Quanto costa aprire Partita Iva per web marketing, tutte le info - Flextax.it

Quanto costa aprire Partita Iva per web marketing

Web marketing: cosa si intende con tale definizione

Con il termine web marketing, intendiamo definire le attività legate alla pubblicità sul web, ovvero dalla consulenza marketing alla conduzione di campagne pubblicitarie, attività in costante crescita, grazie alle opportunità offerte dal mondo virtuale e dei social.

A tal proposito, è fondamentale definire come viene svolta l’attività, in quanto proprio da come viene effettuata dipende l’inquadramento fiscalmente corretto da adottare e di conseguenza come aprire la partita Iva ed i costi ad essa legati.

In questo articolo ti spieghiamo quanto costa aprire la Partita Iva per web marketing, proprio in base alle caratteristiche legate alla modalità di svolgimento della tua professione.

Come aprire la Partita Iva per web marketing

La Partita Iva come web marketing può essere aperta in due modi differenti, con due inquadramenti distinti, proprio in base a come svolgi l’attività.

Vediamo subito i due possibili scenari di fronte ai quali ti potrai trovare.

Web marketing: attività svolta come consulente

Se con la tua attività di web marketing fornisci unicamente consulenze su come i tuoi clienti possono avviare campagne di marketing in autonomia e quindi fornisci loro dettagli e delucidazioni su dove collocare la loro pubblicità nella maniera più strategica, potrai qualificarti come Professionista, adottando il seguente codice Ateco:

Ricevi gratuitamente la tua prima chiamata di assistenza

Attiva ora il tuo account gratuito

  • 73.11.01 – Ideazione di campagne pubblicitarie

Che include le attività di:

– ideazione di campagne pubblicitarie: creazione e collocazione di pubblicità per giornali, periodici, radio, televisioni, internet ed altri mezzi di comunicazione

– creazione e strategia di diffusione di pubblicità esterna, ad esempio: cartelloni pubblicitari, pannelli pubblicitari, opuscoli, allestimento di vetrine, progettazione di sale d’esposizione, scritte pubblicitarie su autobus e autoveicoli eccetera

– creazione di stand ed altre strutture e spazi espositivi

In questo caso, potrai qualificarti come Professionista, aprendo la tua Partita Iva all’Agenzia delle Entrate ed iscrivendoti alla Gestione Separata Inps, a cui versare i contributi.

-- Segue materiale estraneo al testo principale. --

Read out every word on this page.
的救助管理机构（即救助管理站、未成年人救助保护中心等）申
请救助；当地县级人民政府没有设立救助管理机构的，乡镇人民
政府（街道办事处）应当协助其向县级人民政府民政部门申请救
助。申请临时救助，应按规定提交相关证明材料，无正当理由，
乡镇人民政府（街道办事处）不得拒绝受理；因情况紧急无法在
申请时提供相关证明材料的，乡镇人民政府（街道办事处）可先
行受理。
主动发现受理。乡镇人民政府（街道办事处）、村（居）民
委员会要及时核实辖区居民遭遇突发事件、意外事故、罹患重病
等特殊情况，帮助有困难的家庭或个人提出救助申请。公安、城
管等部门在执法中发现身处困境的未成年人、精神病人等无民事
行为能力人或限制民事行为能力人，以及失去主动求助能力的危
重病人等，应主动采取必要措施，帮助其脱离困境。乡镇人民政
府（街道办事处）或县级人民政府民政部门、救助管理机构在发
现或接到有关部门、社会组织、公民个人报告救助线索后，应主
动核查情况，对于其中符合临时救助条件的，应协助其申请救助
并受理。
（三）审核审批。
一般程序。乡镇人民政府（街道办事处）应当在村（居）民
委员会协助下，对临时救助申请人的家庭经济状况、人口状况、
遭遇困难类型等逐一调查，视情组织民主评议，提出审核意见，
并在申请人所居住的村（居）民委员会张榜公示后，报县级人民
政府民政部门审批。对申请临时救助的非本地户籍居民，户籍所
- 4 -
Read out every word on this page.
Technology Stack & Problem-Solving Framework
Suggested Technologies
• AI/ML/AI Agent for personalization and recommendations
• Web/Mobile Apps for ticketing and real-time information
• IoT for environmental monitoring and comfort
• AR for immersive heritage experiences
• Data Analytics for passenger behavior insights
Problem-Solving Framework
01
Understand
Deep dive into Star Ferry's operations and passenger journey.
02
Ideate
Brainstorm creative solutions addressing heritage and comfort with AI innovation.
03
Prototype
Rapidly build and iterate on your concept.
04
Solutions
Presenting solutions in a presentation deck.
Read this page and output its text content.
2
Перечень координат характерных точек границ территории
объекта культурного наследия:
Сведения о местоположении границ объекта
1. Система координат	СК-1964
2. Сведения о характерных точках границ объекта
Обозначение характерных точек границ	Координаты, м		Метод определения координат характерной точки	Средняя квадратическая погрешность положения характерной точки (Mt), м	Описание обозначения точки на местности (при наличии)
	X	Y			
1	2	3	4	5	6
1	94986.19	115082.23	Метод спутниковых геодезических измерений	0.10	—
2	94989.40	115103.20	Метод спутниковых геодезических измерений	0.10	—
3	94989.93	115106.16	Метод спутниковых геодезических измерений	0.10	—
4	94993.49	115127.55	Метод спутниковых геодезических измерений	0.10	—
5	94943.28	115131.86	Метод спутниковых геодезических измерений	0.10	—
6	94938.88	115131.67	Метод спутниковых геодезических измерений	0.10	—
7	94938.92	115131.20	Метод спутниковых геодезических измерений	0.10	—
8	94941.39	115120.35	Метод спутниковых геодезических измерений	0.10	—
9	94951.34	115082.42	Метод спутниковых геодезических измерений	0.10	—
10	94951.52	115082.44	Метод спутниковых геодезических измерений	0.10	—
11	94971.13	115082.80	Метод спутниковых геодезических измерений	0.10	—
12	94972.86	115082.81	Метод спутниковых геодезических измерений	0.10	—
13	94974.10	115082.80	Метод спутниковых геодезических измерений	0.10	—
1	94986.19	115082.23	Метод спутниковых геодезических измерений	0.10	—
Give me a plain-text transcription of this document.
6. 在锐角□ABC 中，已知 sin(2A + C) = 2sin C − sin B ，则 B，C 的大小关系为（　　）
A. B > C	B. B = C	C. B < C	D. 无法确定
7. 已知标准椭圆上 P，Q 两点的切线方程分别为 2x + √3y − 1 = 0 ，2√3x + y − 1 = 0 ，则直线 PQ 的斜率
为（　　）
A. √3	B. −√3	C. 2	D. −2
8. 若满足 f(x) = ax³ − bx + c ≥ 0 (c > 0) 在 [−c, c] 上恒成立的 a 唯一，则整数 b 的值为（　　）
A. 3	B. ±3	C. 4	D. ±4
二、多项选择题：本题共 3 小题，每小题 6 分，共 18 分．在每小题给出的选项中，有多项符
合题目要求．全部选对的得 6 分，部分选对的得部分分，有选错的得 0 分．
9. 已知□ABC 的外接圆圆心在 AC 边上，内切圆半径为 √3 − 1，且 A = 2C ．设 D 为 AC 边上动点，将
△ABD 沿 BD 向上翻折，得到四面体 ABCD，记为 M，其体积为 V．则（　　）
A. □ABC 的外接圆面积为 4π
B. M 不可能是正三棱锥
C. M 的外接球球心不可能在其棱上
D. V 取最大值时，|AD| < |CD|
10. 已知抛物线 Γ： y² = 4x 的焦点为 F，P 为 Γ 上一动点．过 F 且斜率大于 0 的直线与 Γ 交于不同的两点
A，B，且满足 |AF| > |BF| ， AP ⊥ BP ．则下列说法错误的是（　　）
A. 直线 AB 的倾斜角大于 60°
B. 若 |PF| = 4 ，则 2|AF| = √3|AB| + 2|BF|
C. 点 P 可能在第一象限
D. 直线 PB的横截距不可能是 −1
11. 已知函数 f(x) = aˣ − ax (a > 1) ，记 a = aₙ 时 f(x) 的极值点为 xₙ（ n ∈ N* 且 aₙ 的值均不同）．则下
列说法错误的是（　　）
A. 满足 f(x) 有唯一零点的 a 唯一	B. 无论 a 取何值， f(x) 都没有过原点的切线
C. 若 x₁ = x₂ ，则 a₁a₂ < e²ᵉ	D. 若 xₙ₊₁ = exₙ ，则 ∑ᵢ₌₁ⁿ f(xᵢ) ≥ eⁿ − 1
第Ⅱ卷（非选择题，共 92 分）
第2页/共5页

Web marketing: conduzione in prima persona di campagne marketing

Se nello svolgimento della tua attività effettui servizi digitali quali la conduzione di campagne marketing, ovvero sei tu in prima persona che progetti le campagne pubblicitarie e le conduci direttamente tu per nome del tuo cliente, dovrai iscriverti in Camera di Commercio, in quanto prevarrà l’aspetto commerciale della tua professione.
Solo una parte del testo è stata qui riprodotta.